En efecto su autor lleva el mismo nombre. Se trata de José Pérez Terraza, uno de esos grandes anónimos del Modernismo. Nació en Mérida en 1852 y se trasladó con su familia a Barcelona, donde con veinte años se sacó el título de maestro de obras. Su dilatada trayectoria constituye hoy en día una tentación de jugar a encontrar su firma en casi todos los barrios barceloneses por su buen hacer y capacidad ecléctica. Murió en 1906 de una bronconeumonía, quedándose sin las mieles del triunfo, pues al cabo de pocos meses se le concedió un premio póstumo por su labor en la casa Enric Llorenç de Grau, en Enric Granados con Còrsega, mutilada por el Porciolismo en su parte superior.
La protagonista de hoy fue una de sus últimas entregas. Está datada en 1905 y se complementa con otra del mismo propietario, mucho más modesta y sólo apreciable por la sinuosidad de su cima, con los obvios motivos florales propios de la época. En cambio la casa Gibert demuestra a un hombre con un molde en la cabeza, algo recurrente en muchos artistas contemporáneos, pertinaces en repetir lo mismo con alguna variante para no ser acusados de redundancia.

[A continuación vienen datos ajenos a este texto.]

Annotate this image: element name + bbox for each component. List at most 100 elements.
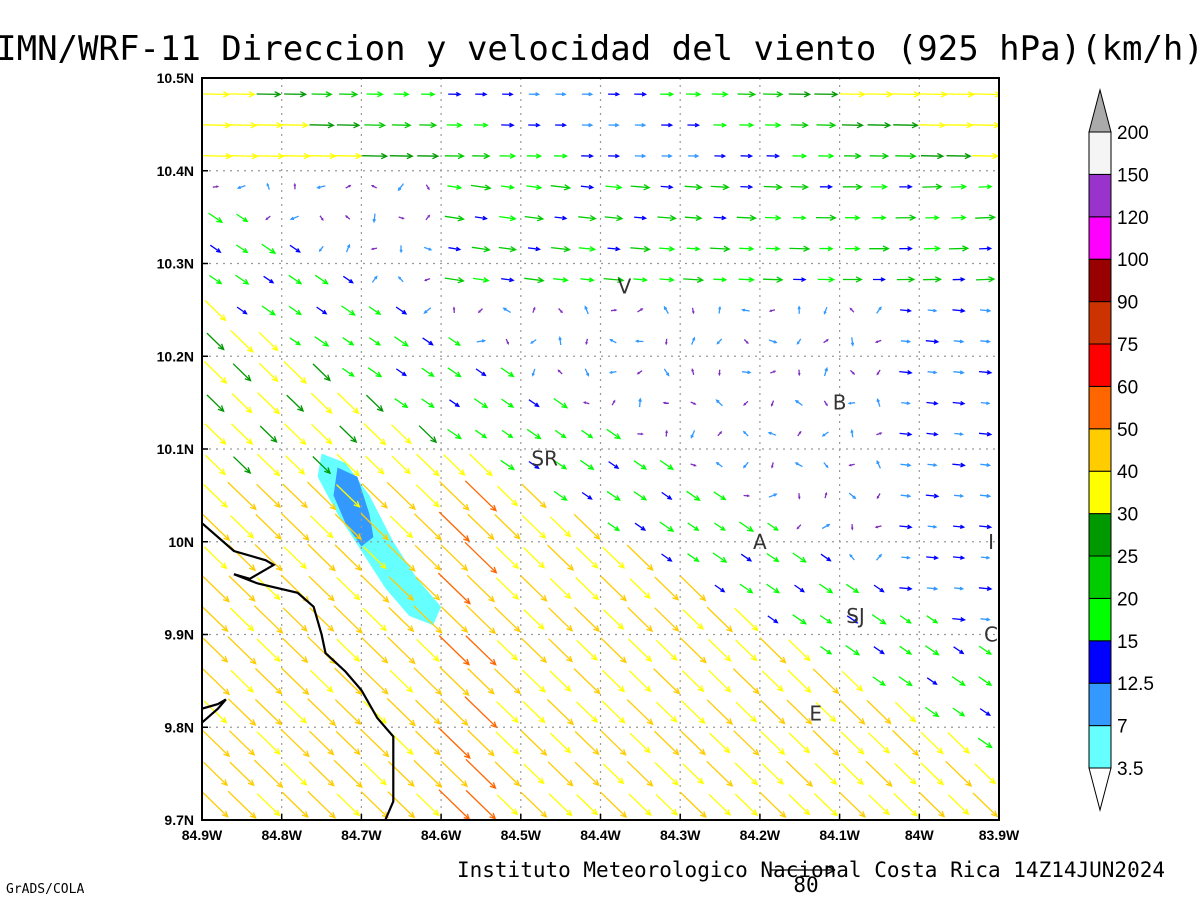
wind-vector: [341, 305, 356, 316]
wind-vector: [416, 793, 440, 817]
wind-vector: [627, 606, 654, 633]
wind-vector: [231, 393, 253, 414]
colorbar-swatch: [1088, 216, 1112, 260]
wind-vector: [208, 212, 224, 224]
wind-vector: [970, 122, 999, 129]
wind-vector: [815, 214, 837, 221]
wind-vector: [874, 339, 882, 343]
wind-vector: [634, 339, 644, 343]
wind-vector: [927, 524, 938, 529]
wind-vector: [608, 370, 617, 374]
wind-vector: [421, 398, 435, 409]
wind-vector: [767, 615, 779, 624]
wind-vector: [345, 243, 351, 253]
wind-vector: [280, 728, 310, 758]
wind-vector: [768, 493, 778, 498]
wind-vector: [823, 462, 829, 469]
wind-vector: [717, 431, 723, 437]
wind-vector: [521, 514, 547, 539]
wind-vector: [289, 244, 301, 253]
x-tick-label: 84.8W: [261, 827, 302, 843]
wind-vector: [413, 759, 443, 788]
wind-vector: [256, 793, 281, 817]
wind-vector: [793, 277, 807, 282]
wind-vector: [318, 245, 324, 253]
wind-vector: [360, 574, 390, 603]
wind-vector: [393, 91, 410, 97]
wind-vector: [845, 583, 860, 594]
wind-vector: [708, 669, 732, 693]
x-tick-label: 84.1W: [819, 827, 860, 843]
wind-vector: [256, 577, 281, 601]
wind-vector: [691, 336, 696, 345]
wind-vector: [440, 544, 469, 572]
wind-vector: [499, 215, 517, 222]
y-tick-label: 10.3N: [157, 256, 194, 272]
wind-vector: [283, 546, 308, 570]
wind-vector: [471, 245, 491, 253]
wind-vector: [307, 481, 337, 511]
wind-vector: [925, 215, 941, 221]
wind-vector: [605, 184, 623, 191]
wind-vector: [739, 583, 754, 594]
colorbar-label: 3.5: [1117, 759, 1143, 780]
wind-vector: [690, 430, 696, 439]
wind-vector: [867, 122, 892, 129]
wind-vector: [788, 639, 811, 662]
wind-vector: [657, 214, 677, 222]
wind-vector: [898, 676, 913, 687]
wind-vector: [573, 668, 601, 695]
wind-vector: [498, 245, 518, 253]
wind-vector: [842, 183, 863, 191]
wind-vector: [233, 456, 252, 474]
wind-vector: [679, 791, 707, 819]
wind-vector: [607, 522, 621, 532]
wind-vector: [679, 637, 707, 664]
wind-vector: [926, 555, 939, 561]
wind-vector: [896, 276, 916, 283]
wind-vector: [312, 363, 331, 382]
wind-vector: [261, 243, 277, 255]
wind-vector: [308, 761, 335, 787]
wind-vector: [816, 121, 837, 129]
wind-vector: [603, 276, 625, 284]
wind-vector: [868, 794, 890, 816]
wind-vector: [520, 575, 548, 602]
wind-vector: [682, 670, 705, 693]
wind-vector: [364, 122, 387, 129]
wind-vector: [794, 399, 803, 406]
x-tick-label: 84W: [905, 827, 935, 843]
wind-vector: [876, 493, 881, 500]
y-tick-label: 9.9N: [164, 627, 194, 643]
wind-vector: [770, 370, 777, 374]
wind-vector: [465, 635, 497, 666]
wind-vector: [690, 463, 697, 467]
wind-vector: [952, 277, 966, 282]
wind-vector: [788, 732, 811, 754]
wind-vector: [900, 462, 912, 468]
wind-vector: [464, 541, 498, 574]
wind-vector: [900, 339, 912, 344]
wind-vector: [476, 339, 487, 343]
wind-vector: [893, 792, 918, 817]
wind-vector: [978, 370, 993, 375]
wind-vector: [229, 91, 256, 98]
wind-vector: [584, 305, 589, 315]
wind-vector: [333, 759, 363, 789]
wind-vector: [952, 555, 966, 560]
wind-vector: [630, 245, 651, 253]
wind-vector: [794, 462, 803, 468]
wind-vector: [550, 184, 572, 191]
wind-vector: [494, 606, 521, 633]
wind-vector: [926, 615, 939, 624]
wind-vector: [608, 461, 620, 469]
wind-vector: [926, 586, 939, 591]
wind-vector: [281, 122, 310, 129]
wind-vector: [365, 455, 385, 475]
colorbar-swatch: [1088, 470, 1112, 515]
wind-vector: [600, 575, 628, 602]
wind-vector: [236, 213, 249, 223]
wind-vector: [414, 544, 442, 571]
wind-vector: [469, 453, 493, 477]
colorbar-swatch: [1088, 258, 1112, 303]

Al lado, adyacente al Palau Macaya que comentaremos el próximo jueves, vemos la casa Dolors Alesan de Gibert, algo posterior, la cronología indica su finalización en 1910, y con toda probabilidad perteneciente al mismo clan, en concreto a su mujer, pero esto es una mera deducción. En las páginas amarillas de ese decenio, donde recomendamos la estupenda Barcelona selecta, hay muchos Gibert y ningún Antoni, presente en los periódicos de la época como director del colegio San Francisco de Asís en el 36 del carrer Trafalgar.
En el repaso de la hemeroteca aparecen otros seres con la misma combinación nominal, pero no sería nada extraño que el maestro, anunciado también por sus charlas, hubiera decidido invertir su dinero en esta recta del passeig de Sant Joan. Si estudiamos las fechas vemos como los alrededores de la Diagonal rebosaron de paletas durante ese década inaugural del siglo XX, a diferencia de los intervalos dos inferiores, más cuajados con anterioridad por la explosión del Eixample unificado y la influencia de la Exposición Internacional de 1888.
Entre los vecinos de primera hora siempre recuerdo a Eugeni d’Ors, quien residió durante algún tiempo en la casa de les Punxes de Puig i Cadalfach, pródigo por esos parajes durante su mandato como regidor en el Ayuntamiento de Barcelona. Ambos, como Gibert, fueron pioneros de esa tradición de Barcelona consistente en llenar cualquier hueco vacío. Lo contrario se considera sacrilegio y no hace mucho hubo n resurgir de esta manía de ser más papistas que el papa. Por eso quien quiera vivienda nueva deberá invocar a los dioses. Por eso es necesario regular los alquileres y rezar para que algunos dejen de ser tan irresponsables con la vida de nosotros, los habitantes.